Related Article: Recent Advances in Breast Cancer Treatments: An Overview

 

Innovative, Engineered Interferon Treatment

Besremi is an innovative monopegylated, long-acting interferon. With its unique pegylation technology, the drug has a long duration of activity in the body and is aimed to be administered once every two weeks or longer until hematologic parameters are stabilized, allowing flexible dosing that helps meet the individual needs of patients.

The approval was based on the evaluation of the safety and efficacy of Besremi in a multicenter, single-arm trial that lasted 7.5 years. The efficacy was measured by evaluating the number of patients who achieved a complete hematological response, registering a red blood cell volume of less than 45% without recent phlebotomy, normal white cell counts, and platelet counts, a normal spleen size, and no blood clots.
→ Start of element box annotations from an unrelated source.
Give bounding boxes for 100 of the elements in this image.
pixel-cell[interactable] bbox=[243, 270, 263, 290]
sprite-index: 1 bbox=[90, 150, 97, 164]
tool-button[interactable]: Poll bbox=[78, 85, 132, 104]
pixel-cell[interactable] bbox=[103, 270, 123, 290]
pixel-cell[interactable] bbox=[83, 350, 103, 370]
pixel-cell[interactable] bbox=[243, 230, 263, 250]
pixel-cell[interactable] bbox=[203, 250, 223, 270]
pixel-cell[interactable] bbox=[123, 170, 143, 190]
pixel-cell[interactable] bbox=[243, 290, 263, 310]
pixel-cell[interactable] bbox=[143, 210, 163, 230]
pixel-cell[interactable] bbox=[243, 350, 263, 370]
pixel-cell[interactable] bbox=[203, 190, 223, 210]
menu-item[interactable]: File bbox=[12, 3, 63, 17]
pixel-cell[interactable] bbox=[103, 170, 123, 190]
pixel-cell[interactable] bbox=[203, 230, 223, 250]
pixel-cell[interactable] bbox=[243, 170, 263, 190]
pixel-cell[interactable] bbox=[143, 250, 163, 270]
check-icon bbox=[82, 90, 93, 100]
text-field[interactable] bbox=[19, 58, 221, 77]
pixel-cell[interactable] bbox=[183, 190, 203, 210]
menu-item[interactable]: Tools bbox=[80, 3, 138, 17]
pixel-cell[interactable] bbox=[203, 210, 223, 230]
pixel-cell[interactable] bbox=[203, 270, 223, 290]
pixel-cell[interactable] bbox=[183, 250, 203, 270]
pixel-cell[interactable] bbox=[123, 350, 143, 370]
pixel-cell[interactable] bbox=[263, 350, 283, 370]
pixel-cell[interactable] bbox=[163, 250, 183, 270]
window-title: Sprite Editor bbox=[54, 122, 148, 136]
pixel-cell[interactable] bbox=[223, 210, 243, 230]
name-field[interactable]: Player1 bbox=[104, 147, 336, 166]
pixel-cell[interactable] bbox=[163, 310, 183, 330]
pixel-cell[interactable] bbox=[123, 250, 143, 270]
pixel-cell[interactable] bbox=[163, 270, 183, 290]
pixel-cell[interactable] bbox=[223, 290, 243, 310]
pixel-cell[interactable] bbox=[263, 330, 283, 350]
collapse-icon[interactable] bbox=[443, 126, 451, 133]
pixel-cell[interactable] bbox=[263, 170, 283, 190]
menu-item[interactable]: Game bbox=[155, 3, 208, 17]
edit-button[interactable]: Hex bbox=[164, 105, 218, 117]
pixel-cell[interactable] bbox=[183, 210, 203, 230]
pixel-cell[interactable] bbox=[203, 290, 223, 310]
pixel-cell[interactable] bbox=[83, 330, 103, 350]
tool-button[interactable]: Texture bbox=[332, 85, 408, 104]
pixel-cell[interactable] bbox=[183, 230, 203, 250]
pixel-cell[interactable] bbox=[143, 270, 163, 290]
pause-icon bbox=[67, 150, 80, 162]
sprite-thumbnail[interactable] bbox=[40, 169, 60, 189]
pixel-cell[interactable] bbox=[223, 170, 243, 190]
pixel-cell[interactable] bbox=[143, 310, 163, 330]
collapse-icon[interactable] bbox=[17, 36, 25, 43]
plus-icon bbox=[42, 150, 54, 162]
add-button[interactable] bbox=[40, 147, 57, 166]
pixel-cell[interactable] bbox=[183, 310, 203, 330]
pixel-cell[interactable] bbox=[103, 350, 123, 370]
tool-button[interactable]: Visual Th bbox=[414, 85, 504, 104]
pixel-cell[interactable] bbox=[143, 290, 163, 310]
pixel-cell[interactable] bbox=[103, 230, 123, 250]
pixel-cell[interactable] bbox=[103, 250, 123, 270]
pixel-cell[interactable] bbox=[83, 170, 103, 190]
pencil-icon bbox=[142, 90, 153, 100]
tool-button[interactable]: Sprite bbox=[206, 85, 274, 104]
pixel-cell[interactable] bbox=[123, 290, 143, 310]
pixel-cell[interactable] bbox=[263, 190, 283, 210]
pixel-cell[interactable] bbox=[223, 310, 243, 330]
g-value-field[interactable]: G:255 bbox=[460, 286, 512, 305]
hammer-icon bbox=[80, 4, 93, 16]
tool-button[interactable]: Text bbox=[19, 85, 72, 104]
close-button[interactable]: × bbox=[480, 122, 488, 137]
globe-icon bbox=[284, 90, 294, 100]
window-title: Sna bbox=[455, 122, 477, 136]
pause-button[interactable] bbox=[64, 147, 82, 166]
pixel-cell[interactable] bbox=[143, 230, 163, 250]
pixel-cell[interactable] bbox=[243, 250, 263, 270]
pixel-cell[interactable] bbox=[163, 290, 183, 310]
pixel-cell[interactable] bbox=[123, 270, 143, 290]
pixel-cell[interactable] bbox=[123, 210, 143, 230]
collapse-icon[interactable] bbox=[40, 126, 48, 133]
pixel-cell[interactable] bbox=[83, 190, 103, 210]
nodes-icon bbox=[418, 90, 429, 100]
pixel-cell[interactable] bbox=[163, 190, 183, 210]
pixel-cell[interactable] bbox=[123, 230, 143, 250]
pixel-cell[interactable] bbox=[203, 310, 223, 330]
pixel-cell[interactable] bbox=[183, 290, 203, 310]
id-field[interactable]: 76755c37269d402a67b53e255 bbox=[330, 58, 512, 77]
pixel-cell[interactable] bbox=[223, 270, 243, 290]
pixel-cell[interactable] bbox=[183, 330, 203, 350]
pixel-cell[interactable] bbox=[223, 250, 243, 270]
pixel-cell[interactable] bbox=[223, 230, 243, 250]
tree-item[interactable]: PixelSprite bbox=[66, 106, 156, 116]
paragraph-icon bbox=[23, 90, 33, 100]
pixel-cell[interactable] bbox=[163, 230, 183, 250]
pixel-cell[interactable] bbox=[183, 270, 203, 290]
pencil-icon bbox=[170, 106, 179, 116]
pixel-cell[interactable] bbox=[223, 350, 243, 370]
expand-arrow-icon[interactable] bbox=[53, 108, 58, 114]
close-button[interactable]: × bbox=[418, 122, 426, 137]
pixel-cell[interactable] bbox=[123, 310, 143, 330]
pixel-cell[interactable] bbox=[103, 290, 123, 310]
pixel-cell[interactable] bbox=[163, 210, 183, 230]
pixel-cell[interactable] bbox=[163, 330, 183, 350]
Results showed that around 61% of patients with PV experienced a complete hematological response. Importantly, 80% of patients achieved a hematological response (based on objective laboratory parameters only, with the exclusion of normal spleen size and thrombosis).

The most common adverse reactions (incidence >40%) were influenza-like illness, arthralgia, fatigue, pruritis, nasopharyngitis, and musculoskeletal pain. Serious adverse reactions (incidence > 4%) were urinary tract infection, transient ischemic attack, and depression.